4. Troublesome Words by Bill Bryson

Bryson is a favourite author and there he gives us a reference work on English usage. I do not think this is a book one is likely to read cover to cover but one to dip into when needed. It seems fairly comprehensive but I spotted one omission. There is nothing on full and the false comparative fuller.

5. Truth for All Time by John Calvin 

Calvin wrote the French original when he was a twenty something year old asylum seeker in Geneva. He tells the reader how to become a Christian and expounds the creed, ten commandments and the Lord's prayer as well as outlining the Christian's duty to pastors and rulers. A fine summary of basic Christian truths.

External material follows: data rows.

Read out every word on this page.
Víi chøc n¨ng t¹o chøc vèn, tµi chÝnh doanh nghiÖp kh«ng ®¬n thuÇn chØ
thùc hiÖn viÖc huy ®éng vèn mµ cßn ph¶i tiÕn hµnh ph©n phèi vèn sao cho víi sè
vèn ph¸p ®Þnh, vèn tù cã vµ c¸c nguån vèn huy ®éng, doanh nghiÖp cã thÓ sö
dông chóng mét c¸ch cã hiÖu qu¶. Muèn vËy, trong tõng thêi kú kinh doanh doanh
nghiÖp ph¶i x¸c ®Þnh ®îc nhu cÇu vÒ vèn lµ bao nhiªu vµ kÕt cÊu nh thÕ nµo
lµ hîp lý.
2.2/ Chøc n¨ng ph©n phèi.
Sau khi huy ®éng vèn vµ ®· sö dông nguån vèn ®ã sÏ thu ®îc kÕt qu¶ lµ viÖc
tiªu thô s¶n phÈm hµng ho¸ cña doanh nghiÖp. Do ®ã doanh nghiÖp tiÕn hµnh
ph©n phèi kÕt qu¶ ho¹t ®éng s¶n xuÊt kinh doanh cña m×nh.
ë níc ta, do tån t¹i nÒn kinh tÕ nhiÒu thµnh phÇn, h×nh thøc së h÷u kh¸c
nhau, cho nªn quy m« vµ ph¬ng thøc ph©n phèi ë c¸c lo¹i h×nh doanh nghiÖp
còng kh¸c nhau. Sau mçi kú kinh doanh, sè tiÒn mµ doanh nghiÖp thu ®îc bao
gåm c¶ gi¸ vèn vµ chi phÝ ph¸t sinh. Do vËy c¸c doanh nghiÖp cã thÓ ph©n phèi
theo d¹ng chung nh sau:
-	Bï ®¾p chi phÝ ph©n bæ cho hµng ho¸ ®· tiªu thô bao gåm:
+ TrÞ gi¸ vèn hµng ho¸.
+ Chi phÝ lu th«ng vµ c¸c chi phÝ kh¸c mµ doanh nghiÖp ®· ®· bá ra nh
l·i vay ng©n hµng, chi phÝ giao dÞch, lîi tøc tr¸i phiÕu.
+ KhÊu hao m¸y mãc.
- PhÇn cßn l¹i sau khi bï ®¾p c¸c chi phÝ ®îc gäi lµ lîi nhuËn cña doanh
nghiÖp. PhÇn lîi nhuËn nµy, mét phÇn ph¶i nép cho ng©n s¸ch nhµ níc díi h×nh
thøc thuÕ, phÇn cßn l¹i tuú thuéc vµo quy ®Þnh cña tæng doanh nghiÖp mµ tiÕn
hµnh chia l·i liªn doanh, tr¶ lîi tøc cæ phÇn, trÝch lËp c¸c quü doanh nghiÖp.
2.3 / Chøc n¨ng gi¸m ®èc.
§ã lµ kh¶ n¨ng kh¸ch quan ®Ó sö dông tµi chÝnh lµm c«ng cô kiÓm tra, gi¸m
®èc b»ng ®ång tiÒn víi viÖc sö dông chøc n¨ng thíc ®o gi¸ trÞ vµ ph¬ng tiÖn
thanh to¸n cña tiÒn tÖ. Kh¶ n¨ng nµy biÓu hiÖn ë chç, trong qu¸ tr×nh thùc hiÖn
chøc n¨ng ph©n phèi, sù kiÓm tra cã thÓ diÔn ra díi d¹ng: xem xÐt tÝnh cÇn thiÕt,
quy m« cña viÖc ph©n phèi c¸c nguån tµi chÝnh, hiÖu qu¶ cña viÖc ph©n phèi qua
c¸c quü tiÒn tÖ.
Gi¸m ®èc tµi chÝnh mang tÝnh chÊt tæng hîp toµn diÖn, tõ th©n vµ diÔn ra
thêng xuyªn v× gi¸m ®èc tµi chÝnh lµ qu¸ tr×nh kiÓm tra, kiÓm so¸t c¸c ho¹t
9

6. Girl From The South by Joanna Trollope

I have read a number of Trollope's novels. They have all been about middle class English families with some measure of dysfunctionality and divorce. This novel is different. It is set in London and Charleston, USA. The latter concerns an old established local family. In London it is a number of thirty something singles not able to commit to marriage. I did not find the characters to be attractive. All seem too self centred. The different culture of the southern USA is well described.

7. No Mortal Thing by Gerald Seymour

I have read all of Seymour's thrillers and count him a master of the genre but he has slipped up here. I found the main plot totally unrealistic That an English banker should pursue a young Italian criminal to his home in southern Italy. His family has no attractive features killing a kidnapped child and despatching adults who incur their wrath via acid bath or being fed to pigs. I will not spoil the story except to say the final twist is the most unrealistic part.

8. Second Honeymoon by Joanna Trollope

A London couple whose adult children have left home are faced with the unexpected return of their progeny and also a young actor as lodger.. The relationships of the younger generation do not  seem to include marriage. The parents are in a happy marriage but their mother's sister is separated from a rogue of a husband. All in all the young adults are not a recommendation for cohabitation outside of marriage.